The first Lights Out event was March 22 in Sydney, Australia. That Earth Hour, according to the Los Angeles Times, cut 25 tons of CO2, the equivalent of taking nearly 49,000 cars off the road for 60 minutes.
San Francisco, where the Golden Gate Bridge, the Trans-america Pyramid and Alcatraz will go dark, was next to schedule a citywide blackout. Los Angeles, both city and county, followed. Sites expected to revert to the Stone Age are City Hall, the county Hall of Administration, the Los Angeles County Museum of Art, the Department of Water and Power headquarters and the Port of Los Angeles.
(Apparently, commerce can wait; environmental feel-good games take precedence.)
Naturally, organizers want to go nationwide and are encouraging other cities to, "Show your solidarity by turning out your lights in your hometown on Oct. 20 from 8 p.m. to 9 p.m. PDT."
The cities will not require residents to turn off all their nonessential lighting. But they will expect everyone to eagerly comply. Peer pressure will be enormous. Woe to those in left-wing San Francisco and trendy Los Angeles who refuse to participate. It's not hard to imagine dissenters becoming neighborhood pariahs.

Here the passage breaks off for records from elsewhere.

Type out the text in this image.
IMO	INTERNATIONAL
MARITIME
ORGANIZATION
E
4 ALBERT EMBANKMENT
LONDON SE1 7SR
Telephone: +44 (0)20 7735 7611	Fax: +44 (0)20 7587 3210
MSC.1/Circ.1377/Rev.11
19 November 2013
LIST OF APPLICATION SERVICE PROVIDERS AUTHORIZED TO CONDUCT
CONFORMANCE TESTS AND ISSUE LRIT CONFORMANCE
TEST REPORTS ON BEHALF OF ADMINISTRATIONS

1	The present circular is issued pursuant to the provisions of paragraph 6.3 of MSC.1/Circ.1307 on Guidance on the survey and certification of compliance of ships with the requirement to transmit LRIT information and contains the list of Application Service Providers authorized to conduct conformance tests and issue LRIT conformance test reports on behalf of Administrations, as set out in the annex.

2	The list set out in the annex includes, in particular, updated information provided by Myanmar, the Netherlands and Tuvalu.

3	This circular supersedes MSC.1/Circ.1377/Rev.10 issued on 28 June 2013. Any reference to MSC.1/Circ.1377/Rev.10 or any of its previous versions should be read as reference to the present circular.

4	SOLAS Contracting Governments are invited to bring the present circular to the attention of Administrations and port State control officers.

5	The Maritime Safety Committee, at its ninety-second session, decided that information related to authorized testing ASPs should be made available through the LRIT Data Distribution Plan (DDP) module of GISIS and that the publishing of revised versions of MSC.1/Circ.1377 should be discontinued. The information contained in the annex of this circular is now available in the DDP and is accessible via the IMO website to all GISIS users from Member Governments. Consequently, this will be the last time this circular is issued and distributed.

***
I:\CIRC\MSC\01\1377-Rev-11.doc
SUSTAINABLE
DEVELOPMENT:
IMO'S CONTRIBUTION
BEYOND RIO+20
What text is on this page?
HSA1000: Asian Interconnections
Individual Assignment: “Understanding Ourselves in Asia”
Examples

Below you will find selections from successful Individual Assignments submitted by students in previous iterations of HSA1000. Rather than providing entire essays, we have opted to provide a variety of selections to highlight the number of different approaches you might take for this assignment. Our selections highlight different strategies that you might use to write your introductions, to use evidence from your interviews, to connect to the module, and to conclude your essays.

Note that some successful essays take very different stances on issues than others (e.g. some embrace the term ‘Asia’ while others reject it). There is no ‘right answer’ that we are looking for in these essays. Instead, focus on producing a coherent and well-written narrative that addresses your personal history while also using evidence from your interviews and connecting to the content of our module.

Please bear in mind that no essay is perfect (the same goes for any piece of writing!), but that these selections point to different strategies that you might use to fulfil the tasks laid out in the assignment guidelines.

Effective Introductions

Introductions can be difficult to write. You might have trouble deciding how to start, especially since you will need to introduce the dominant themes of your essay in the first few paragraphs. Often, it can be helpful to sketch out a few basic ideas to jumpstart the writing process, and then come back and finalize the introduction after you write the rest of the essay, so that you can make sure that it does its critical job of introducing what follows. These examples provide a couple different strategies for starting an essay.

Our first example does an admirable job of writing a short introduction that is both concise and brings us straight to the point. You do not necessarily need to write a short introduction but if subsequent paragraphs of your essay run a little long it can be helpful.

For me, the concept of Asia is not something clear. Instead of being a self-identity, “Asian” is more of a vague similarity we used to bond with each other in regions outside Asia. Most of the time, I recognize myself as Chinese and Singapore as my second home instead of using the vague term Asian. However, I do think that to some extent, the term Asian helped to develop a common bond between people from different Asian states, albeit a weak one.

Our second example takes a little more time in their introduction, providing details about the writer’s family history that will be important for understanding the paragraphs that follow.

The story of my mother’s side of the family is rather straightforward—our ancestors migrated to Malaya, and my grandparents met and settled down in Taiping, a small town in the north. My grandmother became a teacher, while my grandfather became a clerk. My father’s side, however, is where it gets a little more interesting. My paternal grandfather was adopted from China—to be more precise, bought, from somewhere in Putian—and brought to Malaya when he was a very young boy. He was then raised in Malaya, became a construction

But the Lights Out project cannot be ridiculed enough. Nothing of substance will be achieved by blacking out large cities. Fewer CO2 emissions? Not enough to change anything. Man's carbon emissions are 3.4% of the total amount of CO2 put into the skies every year. Going dark in two cities, 10 cities, even 100 cities, won't make a dent.
Moreover, there's no scientific evidence that man's greenhouse gas emissions are making the planet warmer today or will do so in the future. It's a theory, taken seriously by some, yes, but doubted by many others. Global warming alarmists like to say there's a consensus among scientists that backs their claims. But climate change is a charged political issue, not a scientific certainty.
While there's a temptation to simply laugh Lights Out organizers and supporters into deserved irrelevance, there is reason to take the project seriously. Voluntary cooperation is the first step to compulsory participation. It's a way to inure the public to rationing. Can anyone promise that local lawmakers won't say next summer that the 2007 Lights Out night was such a success that they have plans to make it a requirement next October?
Another temptation is to try to stand athwart the stunt. But, as one reader noted in the comment section that followed the Web version of the Times' Lights Out story, maybe we should step aside and let the blackouts serve as a reminder of the miserable post-energy world we'll live in if the global warming alarmists have their way.